To apply a newly developed shape-based registration scheme for motion compensation in MR urography and verify its efficacy in facilitating quantitative functional analysis.

Methods:

We have recently developed a shape-based registration scheme that is robust w.r.t. intensity inconsistency. In this study, we utilized this robust registration tool to estimate kidney motion during the MRU scans and compensate for such motion to facilitate the quantitative functional analysis. To validate the efficacy of this scheme, MRU analysis was performed on dataset acquired from sedated subjects to obtain ground-truth (motion-free) functional estimates.

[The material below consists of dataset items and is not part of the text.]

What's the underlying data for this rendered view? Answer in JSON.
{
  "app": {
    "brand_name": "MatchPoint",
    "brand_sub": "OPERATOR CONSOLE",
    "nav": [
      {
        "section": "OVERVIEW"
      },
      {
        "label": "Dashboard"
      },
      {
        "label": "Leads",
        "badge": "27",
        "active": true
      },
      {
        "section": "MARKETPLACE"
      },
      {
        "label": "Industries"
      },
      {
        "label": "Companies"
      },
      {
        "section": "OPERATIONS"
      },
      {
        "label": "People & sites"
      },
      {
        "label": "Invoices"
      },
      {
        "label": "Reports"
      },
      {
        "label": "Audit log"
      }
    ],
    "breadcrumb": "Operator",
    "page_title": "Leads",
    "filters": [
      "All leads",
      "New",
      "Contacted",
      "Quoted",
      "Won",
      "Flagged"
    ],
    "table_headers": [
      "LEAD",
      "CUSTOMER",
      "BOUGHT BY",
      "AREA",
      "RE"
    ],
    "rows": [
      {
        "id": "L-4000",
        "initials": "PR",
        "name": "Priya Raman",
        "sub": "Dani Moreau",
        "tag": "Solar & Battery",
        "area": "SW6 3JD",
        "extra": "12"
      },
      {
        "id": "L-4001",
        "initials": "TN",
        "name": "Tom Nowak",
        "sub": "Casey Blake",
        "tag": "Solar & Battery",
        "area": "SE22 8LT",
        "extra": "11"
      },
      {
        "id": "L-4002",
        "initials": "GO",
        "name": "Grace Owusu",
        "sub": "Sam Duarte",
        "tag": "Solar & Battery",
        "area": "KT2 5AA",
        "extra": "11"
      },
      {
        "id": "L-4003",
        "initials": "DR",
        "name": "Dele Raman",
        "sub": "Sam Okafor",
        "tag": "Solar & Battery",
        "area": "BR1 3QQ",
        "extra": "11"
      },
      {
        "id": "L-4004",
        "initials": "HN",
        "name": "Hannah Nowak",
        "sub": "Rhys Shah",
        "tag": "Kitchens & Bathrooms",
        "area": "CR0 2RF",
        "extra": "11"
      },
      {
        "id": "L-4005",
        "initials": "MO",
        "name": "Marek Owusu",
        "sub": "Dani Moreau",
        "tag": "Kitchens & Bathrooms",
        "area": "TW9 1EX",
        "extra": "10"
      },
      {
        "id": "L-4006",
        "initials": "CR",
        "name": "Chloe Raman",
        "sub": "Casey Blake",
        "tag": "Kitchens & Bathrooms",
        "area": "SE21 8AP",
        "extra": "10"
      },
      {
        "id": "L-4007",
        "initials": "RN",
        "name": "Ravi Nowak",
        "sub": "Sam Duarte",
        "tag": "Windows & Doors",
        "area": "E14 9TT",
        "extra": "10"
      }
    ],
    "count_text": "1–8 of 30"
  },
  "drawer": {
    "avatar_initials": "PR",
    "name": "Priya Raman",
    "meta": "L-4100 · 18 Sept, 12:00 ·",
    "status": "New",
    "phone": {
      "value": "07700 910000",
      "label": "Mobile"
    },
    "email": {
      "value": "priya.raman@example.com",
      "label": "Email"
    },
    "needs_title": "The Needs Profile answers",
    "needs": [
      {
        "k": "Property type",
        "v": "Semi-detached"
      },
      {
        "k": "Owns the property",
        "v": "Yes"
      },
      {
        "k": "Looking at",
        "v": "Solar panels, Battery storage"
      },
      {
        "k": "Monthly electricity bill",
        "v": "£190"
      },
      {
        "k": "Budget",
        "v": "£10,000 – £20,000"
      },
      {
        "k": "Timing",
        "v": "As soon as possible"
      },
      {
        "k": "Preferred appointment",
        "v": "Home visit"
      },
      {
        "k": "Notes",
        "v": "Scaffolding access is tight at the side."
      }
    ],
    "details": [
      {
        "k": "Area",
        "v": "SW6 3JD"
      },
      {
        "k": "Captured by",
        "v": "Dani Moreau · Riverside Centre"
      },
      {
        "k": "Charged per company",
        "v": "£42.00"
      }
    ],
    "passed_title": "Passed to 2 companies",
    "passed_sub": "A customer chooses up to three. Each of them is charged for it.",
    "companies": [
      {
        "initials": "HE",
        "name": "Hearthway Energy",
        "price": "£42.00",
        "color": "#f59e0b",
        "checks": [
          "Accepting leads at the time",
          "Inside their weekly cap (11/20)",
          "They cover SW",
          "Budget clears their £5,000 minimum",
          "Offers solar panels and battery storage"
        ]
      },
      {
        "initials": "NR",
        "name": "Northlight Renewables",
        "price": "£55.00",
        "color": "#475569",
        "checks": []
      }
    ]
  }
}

Physiologically sound motion was then simulated to synthesize image sequences influenced by respiratory motion. Quantitative assessment and comparison were performed amongst ground-truth, calculations without and with motion compensation for the following set of functional parameters: the contrast dynamic of the left and right cortex, medulla and aorta, the Patlak number and the globular filtration rate (GFR) based on the Patalk-Rutland model, and the Patlak differential renal function (pDRF).

Results:

Without motion compensation, the generated relative enhancement curves contained large fluctuations and the estimated GFR values were underestimated by 26% (75.4 ml/min) and 30% (95.3 ml/min) compared with the ground truth of 101.9ml/min and 134.3ml/min for the left and right kidney respectively. Such large errors could result in misleading diagnosis if a typical threshold of 90ml/min were used to determine renal function abnormality. Upon proposed motion compensation, the relative enhancement curves were much smoother and the GFR estimation errors for the left and right kidneys reduced to 0.4% and 1.6% respectively, demonstrating the advantage of the introduced motion compensation method.

Conclusion:

The developed motion compensation method has demonstrated its ability to facilitate quantitative MRU functional analysis, with improved accuracy of pharmacokinetic modeling and quantitative parameter estimations. Future work will consider incorporating more complex and realistic pharmacokinetic models into the MRU analysis.